It sounds like your host has some sort of anti-DOS configuration setup and your customer is triggering it by opening many tabs simultaneously. I'm not surprised if a single tab accessing your system is opening several simultaneous HTTP sessions to download files in parallel - so if your customer has 10 tabs opening at once, as newer browsers offer to do, then it's not surprising to hear that your customer is opening 10 x several HTTP sessions to your server.
IE 8 opens up to 6 concurrent sessions to the same hostname.
If you have several hostnames set up as CNAMEs pointing to the same IP (some people like to set up, say, "images.example.com", "css.example.com" and "forums.example.com", all pointing to the same actual host), you may be making the problem worse by making it hard for IE to see that they are all the same machine - apparently the comparison is done by host NAME, not IP.
Your customer could probably reduce the likelihood of this occurring by using a different browser, using a local cache, modifying his IE installation to use fewer simultaneous sessions, or by not loading so many tabs at once.

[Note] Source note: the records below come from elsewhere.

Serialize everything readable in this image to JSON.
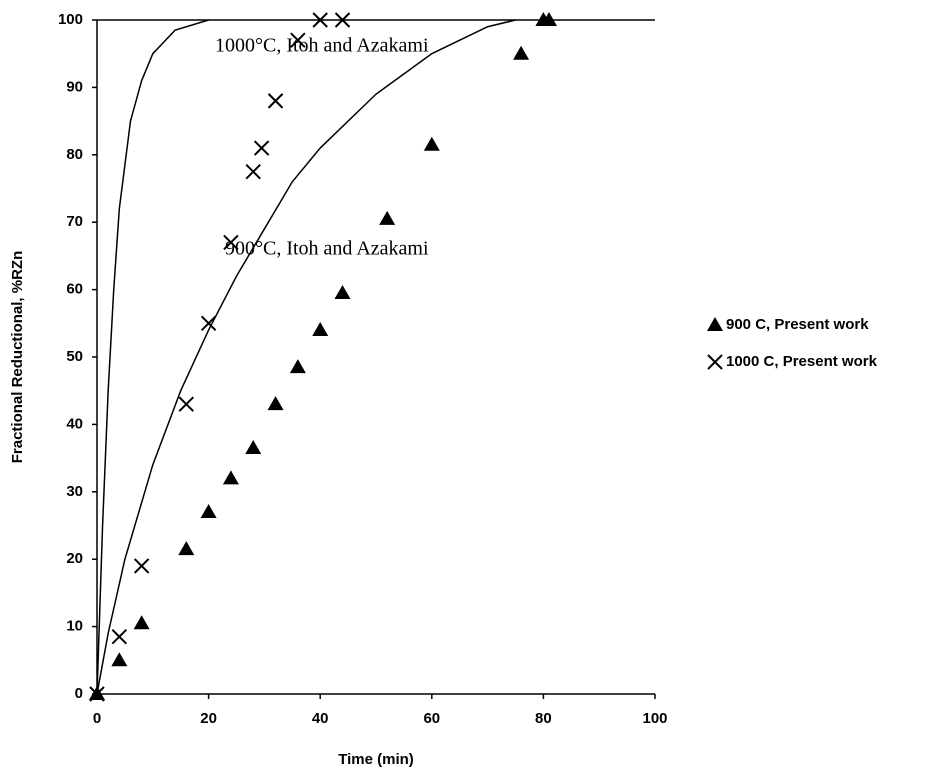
{
  "chart_data": {
    "type": "scatter",
    "xlabel": "Time (min)",
    "ylabel": "Fractional Reductional, %RZn",
    "xlim": [
      0,
      100
    ],
    "xticks": [
      0,
      20,
      40,
      60,
      80,
      100
    ],
    "ylim": [
      0,
      100
    ],
    "yticks": [
      0,
      10,
      20,
      30,
      40,
      50,
      60,
      70,
      80,
      90,
      100
    ],
    "grid": false,
    "legend": "right",
    "series": [
      {
        "name": "900 C, Present work",
        "marker": "triangle",
        "color": "#000000",
        "x": [
          0,
          4,
          8,
          16,
          20,
          24,
          28,
          32,
          36,
          40,
          44,
          52,
          60,
          76,
          80,
          81
        ],
        "values": [
          0,
          5,
          10.5,
          21.5,
          27,
          32,
          36.5,
          43,
          48.5,
          54,
          59.5,
          70.5,
          81.5,
          95,
          100,
          100
        ]
      },
      {
        "name": "1000 C, Present work",
        "marker": "x",
        "color": "#000000",
        "x": [
          0,
          4,
          8,
          16,
          20,
          24,
          28,
          29.5,
          32,
          36,
          40,
          44
        ],
        "values": [
          0,
          8.5,
          19,
          43,
          55,
          67,
          77.5,
          81,
          88,
          97,
          100,
          100
        ]
      }
    ],
    "curves": [
      {
        "label": "1000°C, Itoh and Azakami",
        "color": "#000000",
        "x": [
          0,
          1,
          2,
          3,
          4,
          6,
          8,
          10,
          14,
          20
        ],
        "values": [
          0,
          25,
          45,
          60,
          72,
          85,
          91,
          95,
          98.5,
          100
        ]
      },
      {
        "label": "900°C, Itoh and Azakami",
        "color": "#000000",
        "x": [
          0,
          2,
          5,
          10,
          15,
          20,
          25,
          30,
          35,
          40,
          50,
          60,
          70,
          75
        ],
        "values": [
          0,
          9,
          20,
          34,
          45,
          54,
          62,
          69,
          76,
          81,
          89,
          95,
          99,
          100
        ]
      }
    ]
  }
}
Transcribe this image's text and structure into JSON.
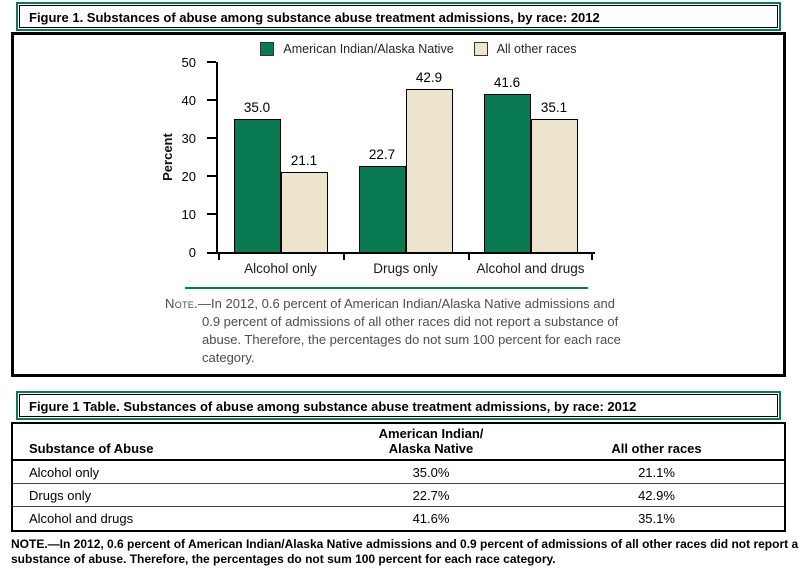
{
  "figure": {
    "title": "Figure 1. Substances of abuse among substance abuse treatment admissions, by race: 2012",
    "note_prefix": "Note.",
    "note_body": "—In 2012, 0.6 percent of American Indian/Alaska Native admissions and 0.9 percent of admissions of all other races did not report a substance of abuse. Therefore, the percentages do not sum 100 percent for each race category."
  },
  "chart_data": {
    "type": "bar",
    "categories": [
      "Alcohol only",
      "Drugs only",
      "Alcohol and drugs"
    ],
    "series": [
      {
        "name": "American Indian/Alaska Native",
        "color": "#0a7a52",
        "values": [
          35.0,
          22.7,
          41.6
        ]
      },
      {
        "name": "All other races",
        "color": "#ece4cd",
        "values": [
          21.1,
          42.9,
          35.1
        ]
      }
    ],
    "ylabel": "Percent",
    "ylim": [
      0,
      50
    ],
    "yticks": [
      0,
      10,
      20,
      30,
      40,
      50
    ],
    "value_labels": true,
    "legend_position": "top",
    "grid": false
  },
  "table": {
    "title": "Figure 1 Table. Substances of abuse among substance abuse treatment admissions, by race: 2012",
    "columns": [
      "Substance of Abuse",
      "American Indian/\nAlaska Native",
      "All other races"
    ],
    "rows": [
      [
        "Alcohol only",
        "35.0%",
        "21.1%"
      ],
      [
        "Drugs only",
        "22.7%",
        "42.9%"
      ],
      [
        "Alcohol and drugs",
        "41.6%",
        "35.1%"
      ]
    ],
    "note": "NOTE.—In 2012, 0.6 percent of American Indian/Alaska Native admissions and 0.9 percent of admissions of all other races did not report a substance of abuse. Therefore, the percentages do not sum 100 percent for each race category."
  },
  "colors": {
    "green": "#0a7a52",
    "cream": "#ece4cd",
    "note_gray": "#4d4d4d"
  }
}
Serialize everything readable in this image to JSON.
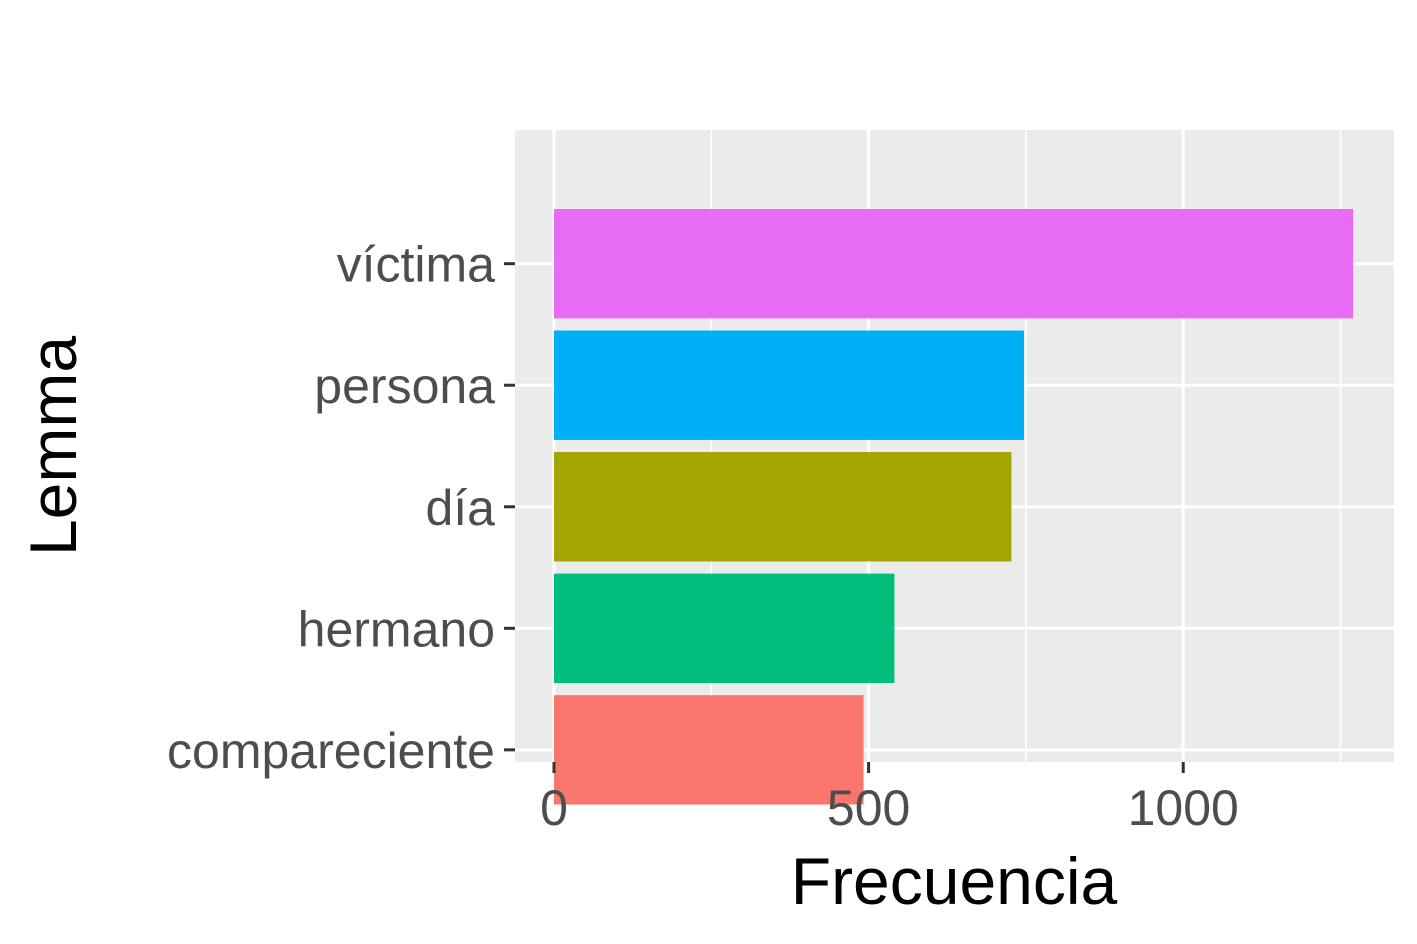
{
  "chart_data": {
    "type": "bar",
    "orientation": "horizontal",
    "categories": [
      "víctima",
      "persona",
      "día",
      "hermano",
      "compareciente"
    ],
    "values": [
      1270,
      747,
      727,
      541,
      492
    ],
    "colors": [
      "#E76BF3",
      "#00B0F6",
      "#A3A500",
      "#00BF7D",
      "#F8766D"
    ],
    "xlabel": "Frecuencia",
    "ylabel": "Lemma",
    "xlim": [
      -62,
      1335
    ],
    "xticks": [
      0,
      500,
      1000
    ],
    "xtick_labels": [
      "0",
      "500",
      "1000"
    ],
    "grid": true,
    "legend": "none",
    "panel_background": "#EBEBEB"
  }
}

You could ask your host to increase the number of allowable connections to your webserver, shrink the time window for detecting overusage, or whitelist your customer(s) if your customer(s) use predictable IP addresses.
If your host's firewall is excluding based upon the number of simultaneous open connections, you might be able to improve the situation by making sure your configuration is optimized - e.g., minimizing unnecessary queries, looking at caching with varnish or some other sort of accelerator, turning on compression, making sure you're allowing HTTP persistent connections.
This sounds like a tough problem to solve if you can't control the system making the connections or the system limiting the connections.